Sun Xiaoyun, Su Shuaiming, Wang Qiang, Xiong Shufeng, Li Yanting, Peng Hong, Shi Lei
College of Information and Management Science, Henan Agriculture University, Zhengzhou, Henan, China.
College of Computer Science and Technology, Zhengzhou University of Light Industry, Zhengzhou, Henan, China.
PeerJ Comput Sci. 2025 Mar 31;11:e2638. doi: 10.7717/peerj-cs.2638. eCollection 2025.
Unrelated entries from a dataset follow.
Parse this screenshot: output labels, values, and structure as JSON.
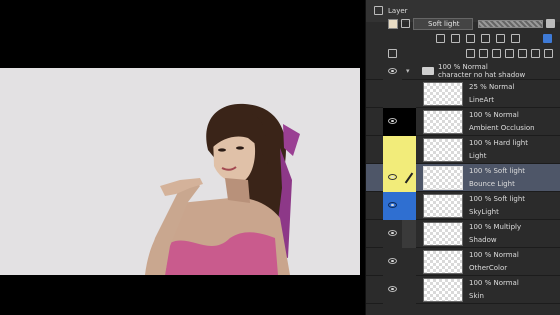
{
  "panel": {
    "tab_label": "Layer",
    "blend_mode": "Soft light",
    "colors": {
      "panel_bg": "#2b2b2b",
      "selected_row": "#4e5668",
      "canvas_paper": "#e3e1e3",
      "yellow_tag": "#f2ec7a",
      "blue_tag": "#2f6fd1",
      "black_tag": "#000000"
    }
  },
  "folder": {
    "mode": "100 % Normal",
    "name": "character no hat shadow",
    "icon": "folder-icon"
  },
  "layers": [
    {
      "mode": "25 % Normal",
      "name": "LineArt",
      "color_tag": "none",
      "eye": false
    },
    {
      "mode": "100 % Normal",
      "name": "Ambient Occlusion",
      "color_tag": "black",
      "eye": true
    },
    {
      "mode": "100 % Hard light",
      "name": "Light",
      "color_tag": "yellow",
      "eye": false
    },
    {
      "mode": "100 % Soft light",
      "name": "Bounce Light",
      "color_tag": "yellow",
      "eye": true,
      "selected": true
    },
    {
      "mode": "100 % Soft light",
      "name": "SkyLight",
      "color_tag": "blue",
      "eye": true
    },
    {
      "mode": "100 % Multiply",
      "name": "Shadow",
      "color_tag": "none",
      "eye": true
    },
    {
      "mode": "100 % Normal",
      "name": "OtherColor",
      "color_tag": "none",
      "eye": true
    },
    {
      "mode": "100 % Normal",
      "name": "Skin",
      "color_tag": "none",
      "eye": true
    }
  ]
}
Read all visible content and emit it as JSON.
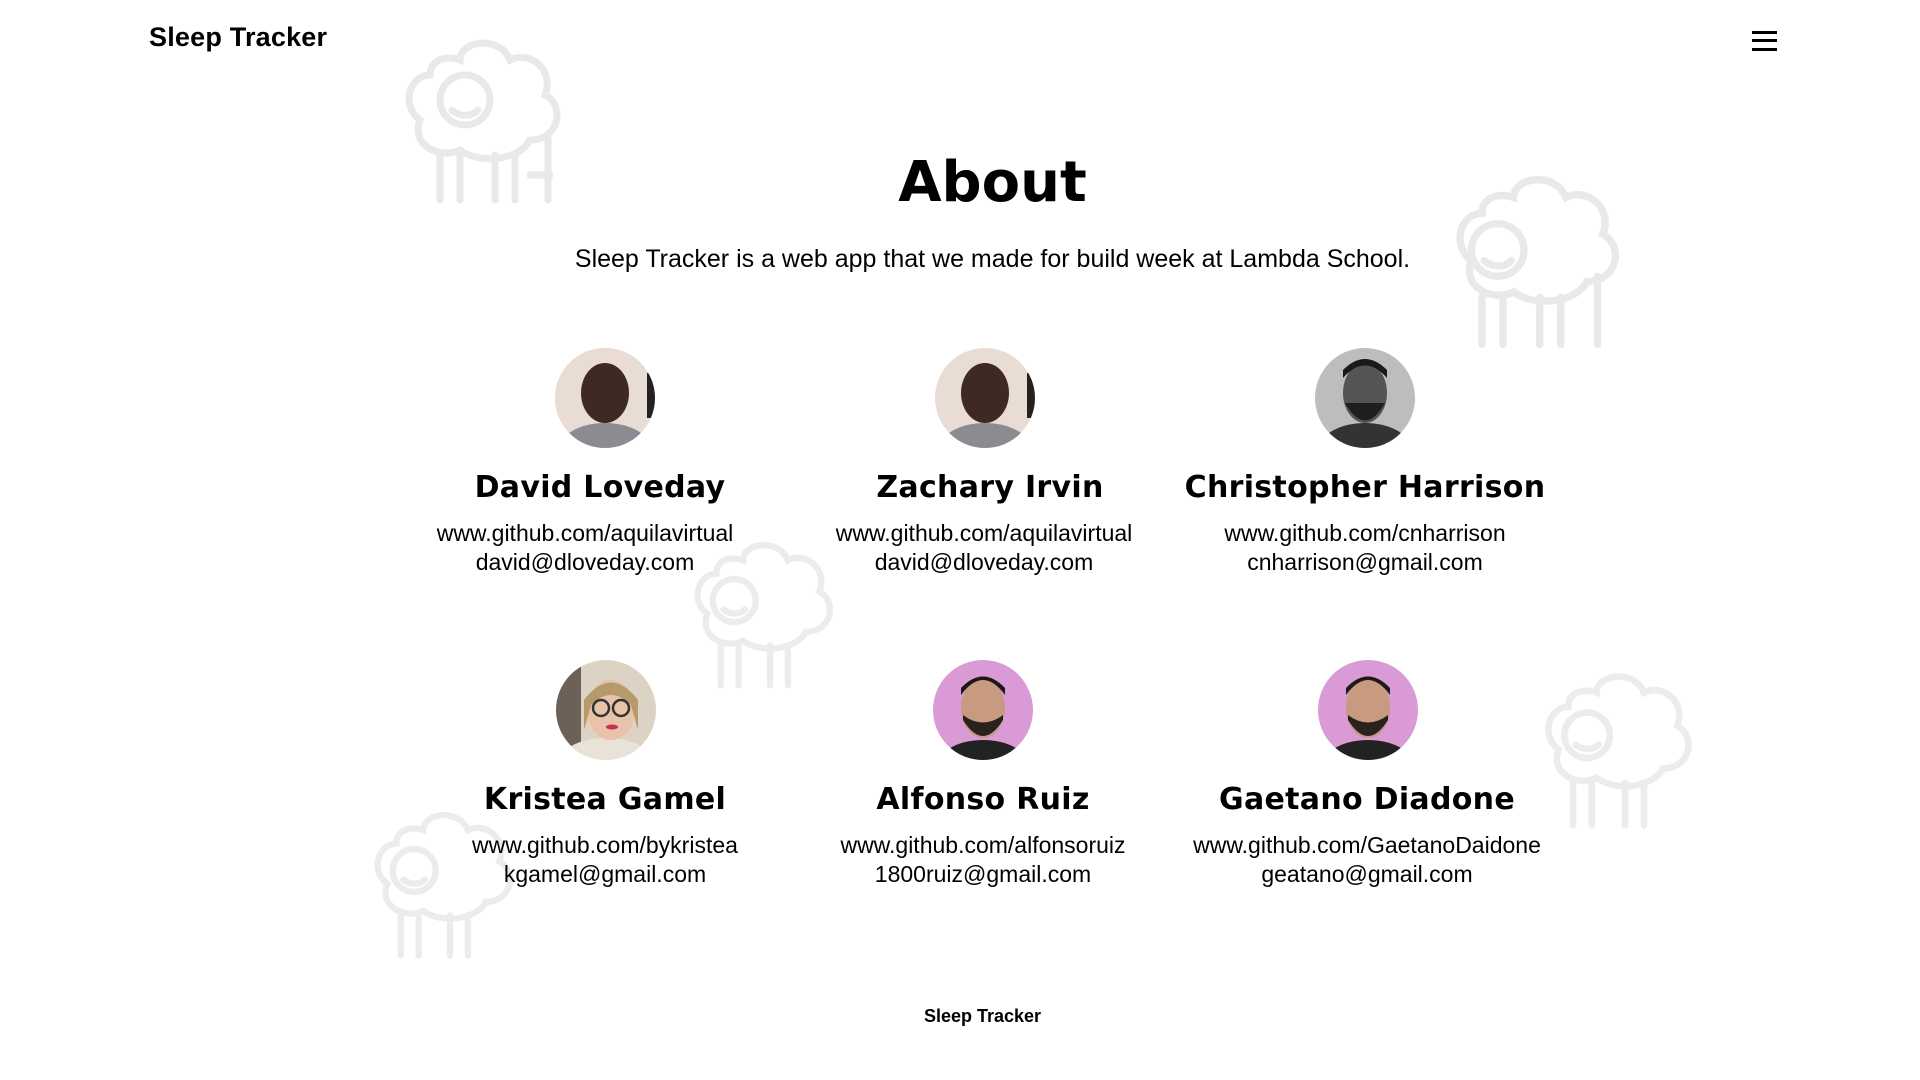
{
  "header": {
    "title": "Sleep Tracker",
    "menu_icon": "hamburger-menu-icon"
  },
  "about": {
    "title": "About",
    "description": "Sleep Tracker is a web app that we made for build week at Lambda School."
  },
  "members": [
    {
      "name": "David Loveday",
      "github": "www.github.com/aquilavirtual",
      "email": "david@dloveday.com"
    },
    {
      "name": "Zachary Irvin",
      "github": "www.github.com/aquilavirtual",
      "email": "david@dloveday.com"
    },
    {
      "name": "Christopher Harrison",
      "github": "www.github.com/cnharrison",
      "email": "cnharrison@gmail.com"
    },
    {
      "name": "Kristea Gamel",
      "github": "www.github.com/bykristea",
      "email": "kgamel@gmail.com"
    },
    {
      "name": "Alfonso Ruiz",
      "github": "www.github.com/alfonsoruiz",
      "email": "1800ruiz@gmail.com"
    },
    {
      "name": "Gaetano Diadone",
      "github": "www.github.com/GaetanoDaidone",
      "email": "geatano@gmail.com"
    }
  ],
  "footer": {
    "title": "Sleep Tracker"
  },
  "colors": {
    "background": "#ffffff",
    "text": "#000000",
    "sheep_outline": "#e9e9e9"
  }
}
Fusarium head blight (FHB) is a destructive disease which adversely affects the yield of wheat. The occurrence and epidemic of wheat FHB are closely related to meteorological information. Firstly, by analyzing eight meteorological factors-rainfall (RAIN), average sunshine hours (ASH), average wind speed (AWS), average temperature (AT), highest temperature (HT), lowest temperature (LT), average relative humidity (ARH), and maximum temperature difference (MTD)-specific periods closely related to wheat FHB severity are identified. Based on this, a dataset for wheat FHB severity is constructed. After that, the wheat FHB severity levels are divided into four levels, and actual field data shows that the proportion of data for the high prevalence severity level is relatively small. To address data imbalance, the K-means-synthetic minority over-sampling technique (K-means-SMOTE) method is introduced to increase samples of underrepresented severity levels. Subsequently, a wheat FHB severity prediction model based on K-means-SMOTE and extreme gradient boosting (XGBoost) is constructed. Lastly, by combining the rankings of meteorological factors provided by the model and the biological characteristics of wheat FHB, the number of meteorological factors is reduced from eight to four (AWS 4.24-4.28, RAIN 4.5-4.19, ARH 4.12-4.16, LT 4.19-4.23), the accuracy and recall of the model remained unchanged at 0.8936, the F1 score increased from 0.8851 to 0.8898, and the precision decreased from 0.9249 to 0.9058. Although the precision has slightly decreased, most of the other evaluation indicators of the model remain unchanged or have improved, therefore the model is considered effective. Finally, comparative experiments with eight other models demonstrate the superiority of this approach.
小麦赤霉病(FHB)是一种破坏性病害,对小麦产量产生不利影响。小麦赤霉病的发生和流行与气象信息密切相关。首先,通过分析八个气象因素——降雨量(RAIN)、平均日照时数(ASH)、平均风速(AWS)、平均温度(AT)、最高温度(HT)、最低温度(LT)、平均相对湿度(ARH)和最大温差(MTD)——确定与小麦赤霉病严重程度密切相关的特定时期。在此基础上,构建了小麦赤霉病严重程度数据集。之后,将小麦赤霉病严重程度水平分为四个等级,实际田间数据表明高流行严重程度等级的数据比例相对较小。为了解决数据不平衡问题,引入了K均值合成少数过采样技术(K-means-SMOTE)方法来增加代表性不足的严重程度等级的样本。随后,构建了基于K-means-SMOTE和极端梯度提升(XGBoost)的小麦赤霉病严重程度预测模型。最后,结合模型提供的气象因素排名和小麦赤霉病的生物学特性,将气象因素数量从八个减少到四个(AWS 4.24 - 4.28、RAIN 4.5 - 4.19、ARH 4.12 - 4.16、LT 4.19 - 4.23),模型的准确率和召回率保持在0.8936不变,F1分数从0.8851提高到0.8898,精确率从0.9249降至0.9058。虽然精确率略有下降,但模型的其他大多数评估指标保持不变或有所改善,因此该模型被认为是有效的。最后,与其他八个模型的对比实验证明了该方法的优越性。